Today’s 18-year-olds exhibit similar milestone behaviors as did 15-year-olds in the late 1970s, Twenge said. Moreover, they’re mostly doing this voluntarily — parents aren’t imposing this delayed independence.
But while smartphones and social media enable these trends, Twenge says it’s not the whole explanation. Advances in safety and a declining rate of childbirth drive this process. When parents have fewer children and expect them to grow up, they will expend more care on them.
Twenge said an evolutionary explanation called life history theory appears to be behind the trend. It classifies the maturation of species into “fast” and “slow” strategies.
Fast strategies involve producing prolific amounts of offspring with minimal care. Spawning fish and lobsters are examples. Very high death rates are acceptable, because only a tiny fraction need to survive to perpetuate the species.

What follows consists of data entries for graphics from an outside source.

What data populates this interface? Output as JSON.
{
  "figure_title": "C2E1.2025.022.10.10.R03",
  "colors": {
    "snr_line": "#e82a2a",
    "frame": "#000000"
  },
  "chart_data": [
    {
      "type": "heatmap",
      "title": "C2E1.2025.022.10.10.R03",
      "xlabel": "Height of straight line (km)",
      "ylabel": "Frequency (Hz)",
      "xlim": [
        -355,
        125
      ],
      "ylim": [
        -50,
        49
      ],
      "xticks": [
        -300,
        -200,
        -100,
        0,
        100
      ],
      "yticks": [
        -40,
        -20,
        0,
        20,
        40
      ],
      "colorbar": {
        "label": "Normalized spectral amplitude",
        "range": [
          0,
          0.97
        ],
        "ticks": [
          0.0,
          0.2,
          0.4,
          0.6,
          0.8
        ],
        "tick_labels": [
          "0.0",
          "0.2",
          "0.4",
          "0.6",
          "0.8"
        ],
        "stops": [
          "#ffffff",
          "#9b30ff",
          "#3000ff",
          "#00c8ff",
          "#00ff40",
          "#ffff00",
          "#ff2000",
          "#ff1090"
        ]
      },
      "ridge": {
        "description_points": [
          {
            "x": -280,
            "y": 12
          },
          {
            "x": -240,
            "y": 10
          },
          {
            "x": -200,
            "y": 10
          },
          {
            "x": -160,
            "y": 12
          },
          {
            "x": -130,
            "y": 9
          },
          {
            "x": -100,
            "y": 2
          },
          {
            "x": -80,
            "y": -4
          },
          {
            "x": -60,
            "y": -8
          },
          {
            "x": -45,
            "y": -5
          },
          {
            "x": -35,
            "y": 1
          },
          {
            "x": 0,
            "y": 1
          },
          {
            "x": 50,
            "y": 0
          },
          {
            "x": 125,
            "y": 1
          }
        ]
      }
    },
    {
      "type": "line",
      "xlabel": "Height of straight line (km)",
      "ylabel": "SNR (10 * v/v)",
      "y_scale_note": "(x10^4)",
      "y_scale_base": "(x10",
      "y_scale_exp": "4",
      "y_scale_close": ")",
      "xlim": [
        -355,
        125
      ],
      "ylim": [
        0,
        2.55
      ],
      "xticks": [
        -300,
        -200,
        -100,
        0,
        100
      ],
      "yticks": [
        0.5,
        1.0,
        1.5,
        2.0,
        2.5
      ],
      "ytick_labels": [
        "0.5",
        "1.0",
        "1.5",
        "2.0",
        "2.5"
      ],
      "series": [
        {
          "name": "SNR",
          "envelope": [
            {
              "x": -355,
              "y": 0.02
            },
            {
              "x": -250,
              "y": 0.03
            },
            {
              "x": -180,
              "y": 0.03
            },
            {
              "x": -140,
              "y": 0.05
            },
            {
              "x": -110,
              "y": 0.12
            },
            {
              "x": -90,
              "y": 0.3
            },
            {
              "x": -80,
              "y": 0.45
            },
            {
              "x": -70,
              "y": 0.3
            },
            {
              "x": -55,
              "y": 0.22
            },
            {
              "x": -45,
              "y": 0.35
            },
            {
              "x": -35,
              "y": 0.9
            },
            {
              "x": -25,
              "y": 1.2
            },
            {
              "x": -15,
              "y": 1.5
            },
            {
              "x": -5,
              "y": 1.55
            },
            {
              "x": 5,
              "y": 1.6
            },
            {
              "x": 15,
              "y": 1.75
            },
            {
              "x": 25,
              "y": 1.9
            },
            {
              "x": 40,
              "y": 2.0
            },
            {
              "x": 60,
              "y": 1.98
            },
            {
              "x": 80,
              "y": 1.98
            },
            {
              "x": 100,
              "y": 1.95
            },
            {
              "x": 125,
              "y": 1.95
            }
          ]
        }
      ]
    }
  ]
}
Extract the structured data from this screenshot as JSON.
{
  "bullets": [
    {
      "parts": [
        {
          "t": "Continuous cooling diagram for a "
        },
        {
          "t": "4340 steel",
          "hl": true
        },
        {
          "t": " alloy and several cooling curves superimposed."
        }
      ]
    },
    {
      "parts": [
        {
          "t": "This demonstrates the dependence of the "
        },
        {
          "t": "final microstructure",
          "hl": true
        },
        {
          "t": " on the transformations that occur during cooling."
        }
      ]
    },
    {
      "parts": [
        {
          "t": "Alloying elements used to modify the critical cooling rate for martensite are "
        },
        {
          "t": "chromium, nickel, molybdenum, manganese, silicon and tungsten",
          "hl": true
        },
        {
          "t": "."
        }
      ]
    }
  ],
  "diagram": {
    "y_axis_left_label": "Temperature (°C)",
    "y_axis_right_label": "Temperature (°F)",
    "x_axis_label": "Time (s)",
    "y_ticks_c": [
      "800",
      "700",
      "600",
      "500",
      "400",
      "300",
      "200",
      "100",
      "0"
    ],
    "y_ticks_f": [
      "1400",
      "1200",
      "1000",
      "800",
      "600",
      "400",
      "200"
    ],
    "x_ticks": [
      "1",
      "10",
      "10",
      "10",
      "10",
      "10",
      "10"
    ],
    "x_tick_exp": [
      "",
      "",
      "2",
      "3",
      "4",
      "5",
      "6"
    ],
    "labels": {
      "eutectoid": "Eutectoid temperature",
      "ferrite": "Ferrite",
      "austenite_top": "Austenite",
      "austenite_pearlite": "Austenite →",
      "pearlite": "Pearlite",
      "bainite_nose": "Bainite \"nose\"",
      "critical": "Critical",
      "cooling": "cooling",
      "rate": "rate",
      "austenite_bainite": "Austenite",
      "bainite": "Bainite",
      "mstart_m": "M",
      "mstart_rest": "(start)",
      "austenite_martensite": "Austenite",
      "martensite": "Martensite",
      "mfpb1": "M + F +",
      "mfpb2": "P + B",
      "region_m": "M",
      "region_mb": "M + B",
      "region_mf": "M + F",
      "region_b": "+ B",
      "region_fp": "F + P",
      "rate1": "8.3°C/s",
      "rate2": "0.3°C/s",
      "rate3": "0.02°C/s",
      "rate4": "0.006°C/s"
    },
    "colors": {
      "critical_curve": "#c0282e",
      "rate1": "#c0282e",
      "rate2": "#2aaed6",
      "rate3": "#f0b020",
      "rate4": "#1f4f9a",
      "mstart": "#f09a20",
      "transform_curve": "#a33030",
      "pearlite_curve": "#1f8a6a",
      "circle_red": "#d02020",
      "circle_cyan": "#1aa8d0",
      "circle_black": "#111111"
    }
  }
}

Humans, with many years of care and training required for independence, represent the slow strategy. Modern society makes the slow strategy more feasible than before, Twenge said.Thus, fewer children per parent enables "helicopter parenting," but Twenge doesn't see that as necessarily bad--just different. Lower death rates with associated greater longevity (including healthy years of life expectancy) diminishes the need for children to rapidly become adults. Indeed, it may be socially useful for younger people to spend longer figuring out how the world works and where they are going to fit into it.